Listening to the radio this morning, fuming over another silly story about how out of control Christmas is. It is admittadley a crass commercial juggernaut, but what irked me about this story was the traditional scapegoating of 'Advertising'. Everyone who works in advertising I guess.
The narrative we're supposed to swallow is that the commercialization of Christmas is completely out of control because of the influence of advertising on vulnerable kids. This assumes that advertising is truly nefarious and that both kids and parents are powerless to resist its instructions to spend, spend, spend. Nonsense.

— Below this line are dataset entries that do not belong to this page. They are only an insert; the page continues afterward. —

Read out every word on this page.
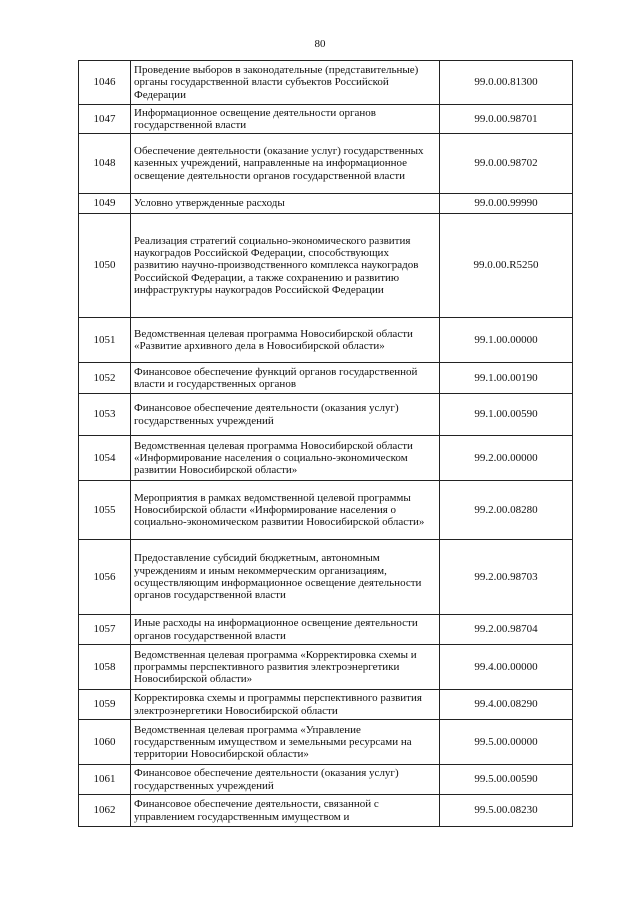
80
1046	Проведение выборов в законодательные (представительные) органы государственной власти субъектов Российской Федерации	99.0.00.81300
1047	Информационное освещение деятельности органов государственной власти	99.0.00.98701
1048	Обеспечение деятельности (оказание услуг) государственных казенных учреждений, направленные на информационное освещение деятельности органов государственной власти	99.0.00.98702
1049	Условно утвержденные расходы	99.0.00.99990
1050	Реализация стратегий социально-экономического развития наукоградов Российской Федерации, способствующих развитию научно-производственного комплекса наукоградов Российской Федерации, а также сохранению и развитию инфраструктуры наукоградов Российской Федерации	99.0.00.R5250
1051	Ведомственная целевая программа Новосибирской области «Развитие архивного дела в Новосибирской области»	99.1.00.00000
1052	Финансовое обеспечение функций органов государственной власти и государственных органов	99.1.00.00190
1053	Финансовое обеспечение деятельности (оказания услуг) государственных учреждений	99.1.00.00590
1054	Ведомственная целевая программа Новосибирской области «Информирование населения о социально-экономическом развитии Новосибирской области»	99.2.00.00000
1055	Мероприятия в рамках ведомственной целевой программы Новосибирской области «Информирование населения о социально-экономическом развитии Новосибирской области»	99.2.00.08280
1056	Предоставление субсидий бюджетным, автономным учреждениям и иным некоммерческим организациям, осуществляющим информационное освещение деятельности органов государственной власти	99.2.00.98703
1057	Иные расходы на информационное освещение деятельности органов государственной власти	99.2.00.98704
1058	Ведомственная целевая программа «Корректировка схемы и программы перспективного развития электроэнергетики Новосибирской области»	99.4.00.00000
1059	Корректировка схемы и программы перспективного развития электроэнергетики Новосибирской области	99.4.00.08290
1060	Ведомственная целевая программа «Управление государственным имуществом и земельными ресурсами на территории Новосибирской области»	99.5.00.00000
1061	Финансовое обеспечение деятельности (оказания услуг) государственных учреждений	99.5.00.00590
1062	Финансовое обеспечение деятельности, связанной с управлением государственным имуществом и	99.5.00.08230
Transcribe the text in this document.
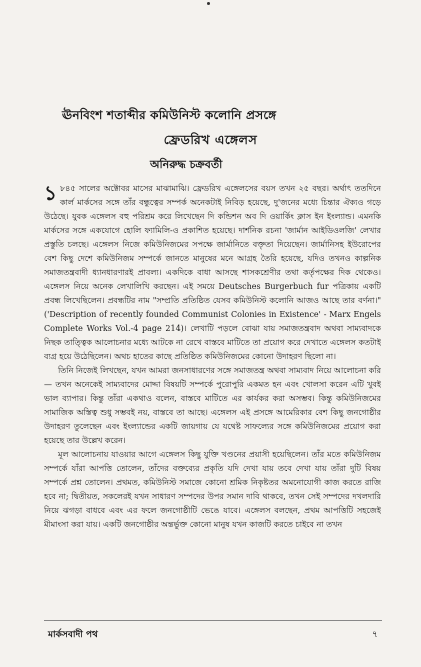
ঊনবিংশ শতাব্দীর কমিউনিস্ট কলোনি প্রসঙ্গে
ফ্রেডরিখ এঙ্গেলস
অনিরুদ্ধ চক্রবর্তী

১ ৮৪৫ সালের অক্টোবর মাসের মাঝামাঝি। ফ্রেডরিখ এঙ্গেলসের বয়স তখন ২৫ বছর। অর্থাৎ ততদিনে কার্ল মার্কসের সঙ্গে তাঁর বন্ধুত্বের সম্পর্ক অনেকটাই নিবিড় হয়েছে, দু'জনের মধ্যে চিন্তার ঐক্যও গড়ে উঠেছে। যুবক এঙ্গেলস বহু পরিশ্রম করে লিখেছেন দি কন্ডিশন অব দি ওয়ার্কিং ক্লাস ইন ইংল্যান্ড। এমনকি মার্কসের সঙ্গে একযোগে হোলি ফ্যামিলি-ও প্রকাশিত হয়েছে। দার্শনিক রচনা 'জার্মান আইডিওলজি' লেখার প্রস্তুতি চলছে। এঙ্গেলস নিজে কমিউনিজমের সপক্ষে জার্মানিতে বক্তৃতা দিয়েছেন। জার্মানিসহ ইউরোপের বেশ কিছু দেশে কমিউনিজম সম্পর্কে জানতে মানুষের মনে আগ্রহ তৈরি হয়েছে, যদিও তখনও কাল্পনিক সমাজতন্ত্রবাদী ধ্যানধারণারই প্রাবল্য। একদিকে বাধা আসছে শাসকশ্রেণীর তথা কর্তৃপক্ষের দিক থেকেও। এঙ্গেলস নিয়ে অনেক লেখালিখি করছেন। এই সময়ে Deutsches Burgerbuch fur পত্রিকায় একটি প্রবন্ধ লিখেছিলেন। প্রবন্ধটির নাম "সম্প্রতি প্রতিষ্ঠিত যেসব কমিউনিস্ট কলোনি আজও আছে তার বর্ণনা।" ('Description of recently founded Communist Colonies in Existence' - Marx Engels Complete Works Vol.-4 page 214)। লেখাটি পড়লে বোঝা যায় সমাজতন্ত্রবাদ অথবা সাম্যবাদকে নিছক তাত্ত্বিক আলোচনার মধ্যে আটকে না রেখে বাস্তবে মাটিতে তা প্রয়োগ করে দেখাতে এঙ্গেলস কতটাই ব্যগ্র হয়ে উঠেছিলেন। অথচ হাতের কাছে প্রতিষ্ঠিত কমিউনিজমের কোনো উদাহরণ ছিলো না।

তিনি নিজেই লিখছেন, যখন আমরা জনসাধারণের সঙ্গে সমাজতন্ত্র অথবা সাম্যবাদ নিয়ে আলোচনা করি — তখন অনেকেই সাম্যবাদের মোদ্দা বিষয়টি সম্পর্কে পুরোপুরি একমত হন এবং খোলসা করেন এটি খুবই ভাল ব্যাপার। কিন্তু তাঁরা একথাও বলেন, বাস্তবে মাটিতে এর কার্যকর করা অসম্ভব। কিন্তু কমিউনিজমের সামাজিক অস্তিত্ব শুধু সম্ভবই নয়, বাস্তবে তা আছে। এঙ্গেলস এই প্রসঙ্গে আমেরিকার বেশ কিছু জনগোষ্ঠীর উদাহরণ তুলেছেন এবং ইংল্যান্ডের একটি জায়গায় যে যথেষ্ট সাফল্যের সঙ্গে কমিউনিজমের প্রয়োগ করা হয়েছে তার উল্লেখ করেন।

মূল আলোচনায় যাওয়ার আগে এঙ্গেলস কিছু যুক্তি খণ্ডনের প্রয়াসী হয়েছিলেন। তাঁর মতে কমিউনিজম সম্পর্কে যাঁরা আপত্তি তোলেন, তাঁদের বক্তব্যের প্রকৃতি যদি দেখা যায় তবে দেখা যায় তাঁরা দুটি বিষয় সম্পর্কে প্রশ্ন তোলেন। প্রথমত, কমিউনিস্ট সমাজে কোনো শ্রমিক নিকৃষ্টতর অমনোযোগী কাজ করতে রাজি হবে না; দ্বিতীয়ত, সকলেরই যখন সাধারণ সম্পদের উপর সমান দাবি থাকবে, তখন সেই সম্পদের দখলদারি নিয়ে ঝগড়া বাধবে এবং এর ফলে জনগোষ্ঠীটি ভেঙে যাবে। এঙ্গেলস বলছেন, প্রথম আপত্তিটি সহজেই মীমাংসা করা যায়। একটি জনগোষ্ঠীর অন্তর্ভুক্ত কোনো মানুষ যখন কাজটি করতে চাইবে না তখন

মার্কসবাদী পথ	৭
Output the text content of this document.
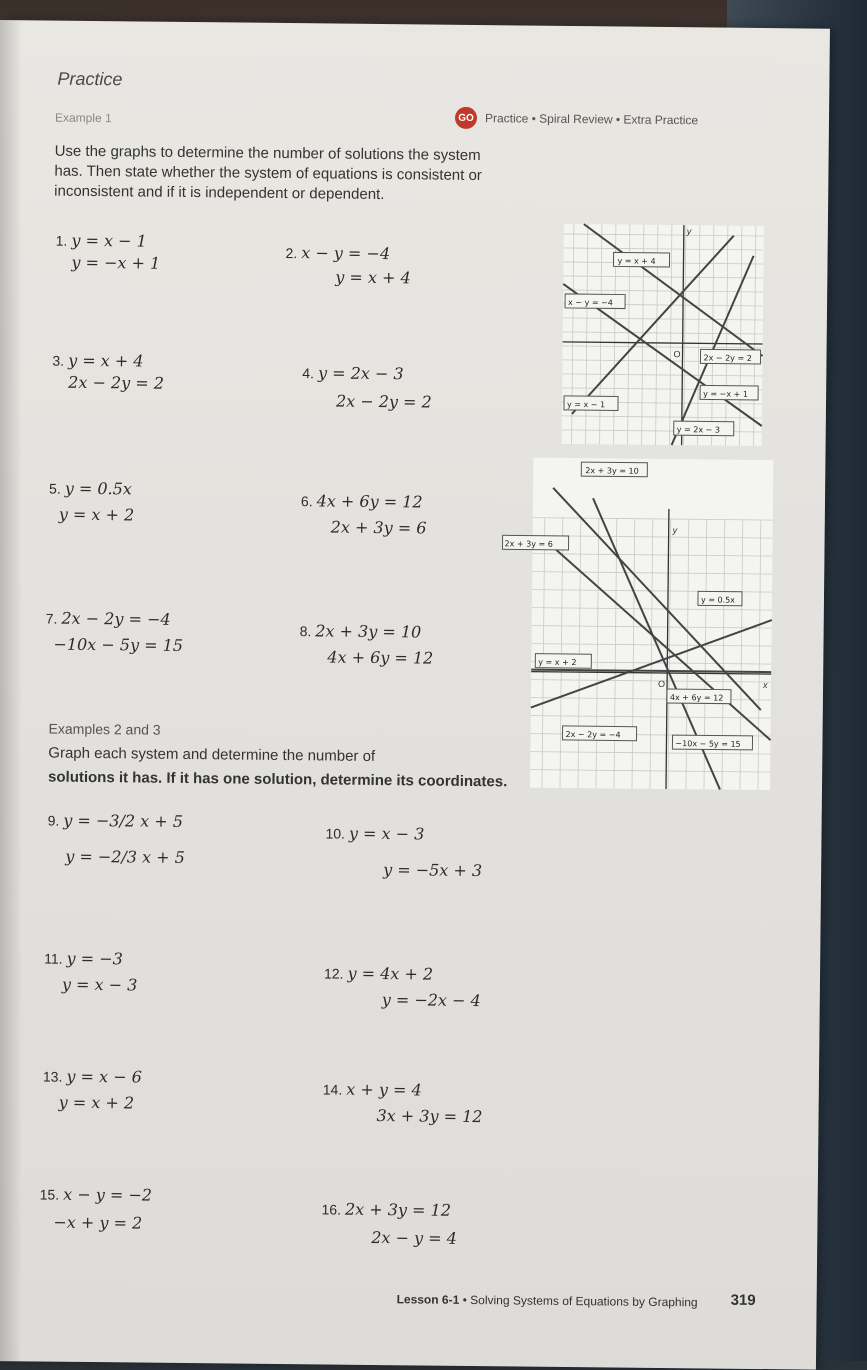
Practice
Example 1	GO Practice • Spiral Review • Extra Practice
Use the graphs to determine the number of solutions the system
has. Then state whether the system of equations is consistent or
inconsistent and if it is independent or dependent.
1. y = x − 1
y = −x + 1	2. x − y = −4
y = x + 4
3. y = x + 4
2x − 2y = 2	4. y = 2x − 3
2x − 2y = 2
5. y = 0.5x
y = x + 2
6. 4x + 6y = 12
2x + 3y = 6
7. 2x − 2y = −4
−10x − 5y = 15
8. 2x + 3y = 10
4x + 6y = 12
O
y
y = x + 4
x − y = −4
2x − 2y = 2
y = −x + 1
y = x − 1
y = 2x − 3
O
y
x
2x + 3y = 10
2x + 3y = 6
y = 0.5x
y = x + 2
4x + 6y = 12
2x − 2y = −4
−10x − 5y = 15
Examples 2 and 3
Graph each system and determine the number of
solutions it has. If it has one solution, determine its coordinates.
9. y = −3/2 x + 5
y = −2/3 x + 5
10. y = x − 3
y = −5x + 3
11. y = −3
y = x − 3
12. y = 4x + 2
y = −2x − 4
13. y = x − 6
y = x + 2
14. x + y = 4
3x + 3y = 12
15. x − y = −2
−x + y = 2
16. 2x + 3y = 12
2x − y = 4
Lesson 6-1 • Solving Systems of Equations by Graphing 319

Advertising is much dumber than that. It can't create need, it can only address it. Ad legend David Ogilvy said; "Advertising reflects the mores of society, but it does not influence them." On another occasion he added; "Advertising is only evil when it advertises evil things". Right there with you Mr. Ogilvy.
If marketers and ad people are positioning evil goods in front of kids, that would be evil, but that is not what's happening with Christmas. All the ad spending aimed at kids is just basic advertising function. You've got parents with money to spend and companies with products that kids love. All that's missing is the information, and that's where advertising comes in. Not to create a need, but to connect an audience with a brand or product that can meet its needs for a certain price. In that transaction no one's freedom is taken away. No one is being fooled. Kids and parents remain always free to say no to any or all enticements.
As a very warm antidote to all the seasonal negativity, I submit this link to a beautiful, emotional spot from John Lewis in the UK. It evokes a much more sentimental take on gift giving. It slows right down and questions the Christmas spending frenzy, and it's so good, I bet it sold a ton of product.
Thanks to Matt Lamanque for pointing out this great spot.